Never store the password in logs.
Encrypt sensitive data, especially if it is personally identified information (PII) or financial data.
Using old libraries
Most apps use external libraries. If anyone has a known danger, the attackers can exploit it – even if your code is perfect.
To save yourself:
- Regularly update dependence. in node.js:
npm audit fix
composer update
- Replace restless libraries with safe alternatives.
Broken access control
Some apps just try to control access by hiding the button on the UI.
Example: No user has been shown the “Delete Post” button – but they manually send a request like:
POST /delete-post?id=5
If the backbone does not examine the permission, the application is.
Fix: Implement Access Control at Basad
if ($user->role !== 'admin') {
http_response_code(403);
exit;
}
Do not rely on the front end to prevent operations. The server has to check every request and it has been confirmed that the user is allowed to take action.
No logging or supervision
If something is suspicious and you do not have the log, you will never know.
For example log in (in Lariol):
Log::info('User login', ('user_id' => $user->id));
Set alert for suspicious behavior – such as 100 failed login in 10 minutes.
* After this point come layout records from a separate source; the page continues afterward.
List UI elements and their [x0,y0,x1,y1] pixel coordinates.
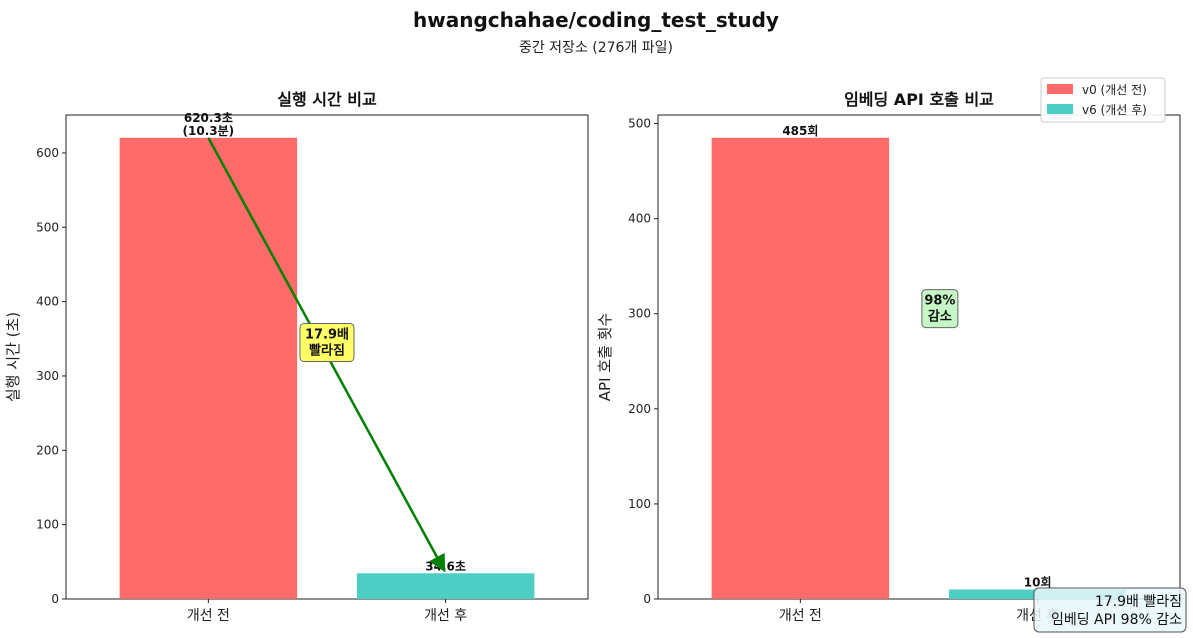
plot-frame [657,114,1181,600]
y-tick-label: 100 [628,497,651,511]
y-axis-label: 실행 시간 (초) [4,312,22,402]
y-tick-label: 400 [628,212,651,226]
plot-frame [65,114,589,600]
y-tick-label: 100 [36,518,59,532]
x-tick-label: 개선 전 [779,608,822,624]
chart-title: 임베딩 API 호출 비교 [844,90,994,109]
data-label: (10.3분) [183,124,235,138]
bar-1 [119,137,298,599]
annotation-text: 17.9배 [305,326,349,342]
y-tick-label: 300 [628,307,651,321]
data-label: 485회 [782,123,818,138]
legend-label: v0 (개선 전) [1082,83,1147,97]
legend-label: v6 (개선 후) [1082,103,1147,117]
data-label: 34.6초 [425,559,466,573]
annotation-box [299,322,355,362]
y-tick-label: 600 [36,146,59,160]
x-tick-label: 개선 후 [424,608,467,624]
legend-swatch [1047,84,1073,94]
data-label: 620.3초 [184,111,233,125]
y-tick-label: 0 [643,592,651,606]
y-tick-label: 0 [51,592,59,606]
annotation-text: 감소 [928,310,952,325]
bar-1 [711,137,890,599]
chart-panel-2: 임베딩 API 호출 비교 0 100 200 300 400 500 API 호출 횟수개선… [596,90,1181,624]
annotation-text: 빨라짐 [309,342,345,358]
legend: v0 (개선 전) v6 (개선 후) [1040,77,1166,123]
chart-panel-1: 실행 시간 비교 0 100 200 300 400 500 600 실행 시간 (초) 개선 전… [4,90,589,624]
y-tick-label: 200 [36,443,59,457]
data-label: 10회 [1024,574,1052,589]
annotation-text: 98% [924,294,955,309]
y-tick-label: 200 [628,402,651,416]
figure-subtitle: 중간 저장소 (276개 파일) [519,40,673,56]
chart-title: 실행 시간 비교 [277,90,377,109]
x-tick-label: 개선 전 [187,608,230,624]
summary-text: 17.9배 빨라짐 [1095,594,1182,610]
annotation-box [921,289,959,329]
summary-frame [1033,587,1187,633]
y-tick-label: 500 [628,117,651,131]
y-tick-label: 400 [36,295,59,309]
y-axis-label: API 호출 횟수 [596,313,614,401]
summary-text: 임베딩 API 98% 감소 [1051,612,1182,628]
y-tick-label: 500 [36,220,59,234]
figure-title: hwangchahae/coding_test_study [413,8,779,32]
y-tick-label: 300 [36,369,59,383]
bar-2 [356,573,535,599]
legend-swatch [1047,104,1073,114]
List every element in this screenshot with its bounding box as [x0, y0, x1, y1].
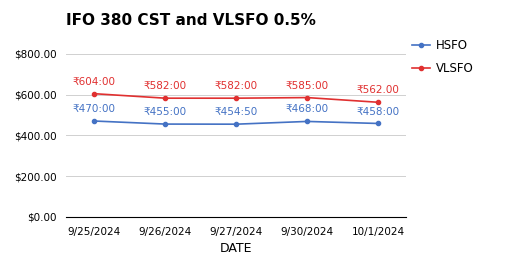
HSFO — [375, 122, 381, 125]
X-axis label: DATE: DATE — [220, 242, 252, 255]
Text: ₹454:50: ₹454:50 — [214, 107, 258, 117]
Text: ₹468:00: ₹468:00 — [285, 105, 329, 115]
Text: ₹458:00: ₹458:00 — [357, 106, 400, 116]
Line: VLSFO: VLSFO — [92, 92, 380, 104]
Text: ₹582:00: ₹582:00 — [215, 81, 258, 91]
Text: ₹604:00: ₹604:00 — [73, 77, 116, 87]
HSFO — [233, 123, 239, 126]
Text: IFO 380 CST and VLSFO 0.5%: IFO 380 CST and VLSFO 0.5% — [66, 13, 316, 28]
Text: ₹455:00: ₹455:00 — [144, 107, 187, 117]
Text: ₹585:00: ₹585:00 — [285, 81, 329, 91]
HSFO — [304, 120, 310, 123]
Line: HSFO: HSFO — [92, 119, 380, 126]
Legend: HSFO, VLSFO: HSFO, VLSFO — [412, 39, 473, 75]
HSFO — [162, 122, 168, 126]
VLSFO — [233, 96, 239, 100]
VLSFO — [162, 96, 168, 100]
Text: ₹470:00: ₹470:00 — [73, 104, 116, 114]
HSFO — [91, 119, 98, 123]
VLSFO — [304, 96, 310, 99]
Text: ₹562.00: ₹562.00 — [357, 85, 399, 95]
VLSFO — [91, 92, 98, 95]
VLSFO — [375, 101, 381, 104]
Text: ₹582:00: ₹582:00 — [144, 81, 187, 91]
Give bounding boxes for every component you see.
Use monitoring tools such as Monitor, Datodog, or Elk Stack to see your app in real time.
If you don’t track what is happening, you can’t stop it when matters go wrong.
Conclusion
Hackers do not need modern tools. Most just find for easy wins – uncontrollable form, simple text passwords, old libraries, or exposed admin areas.
If you follow the basics in this guide, you will stop 90 % of these attacks.
Today you don’t need to fix everything. Start with an item. User escape from input. Use https. Add CSRF protection. Each fix makes your app a little safer.
Want to get more information? Get strong basics in aggressive security Security Starter Chorus.